Bir Devrin Hikâyesi
Bu anatominin başarısı, yalnızca konu edindiği zulmü iyice
resmetmiş olmasından kaynaklanmıyor. Yanı sıra bir de reçete sunuyor. Sabrın,
direncin, kararlığın ve tabii imanlı bir yüreğin her türden beşeri mahkûmiyeti
aşmaya nasıl muktedir olabileceğini gösteriyor. Sanırım bu sebeple adı Bir
Zulmün… Değil, “Bir Mahkûmiyetin Anatomisi”

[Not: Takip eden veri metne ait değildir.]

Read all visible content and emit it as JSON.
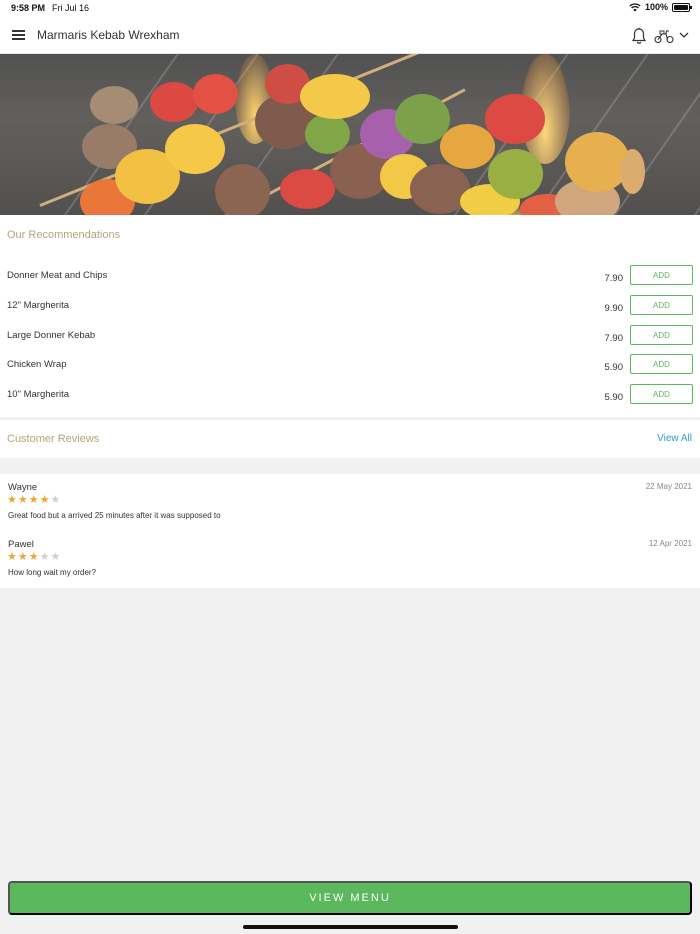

Şu anlatılan yerler hemen yanı başlarımızda, şu olanlar
henüz yakın zamanlarda oldu ve hala oluyor… “Peki, bu kin ne?”, “Bu garaz
neden?”, “Bu cüret kimden?”, “Bu olanların olmaması için ben ne yapıyorum?”
diye sorabilirse okuyucu, kitap amacına ulaşmış, onca acılı yüreğin ıstırabı
nispeten hafiflemiş olacaktır.
Acıyla, çileyle, ıstırapla, ümitle-ümitsizlikle ve illa
imanla dokunmuş bu kilimin son düğümünde; Anatominin son satırında –eminim- “Bu
devrin hikayesi burada bitmez, bitemez, bitmemeli…” diye haykıracaksınız.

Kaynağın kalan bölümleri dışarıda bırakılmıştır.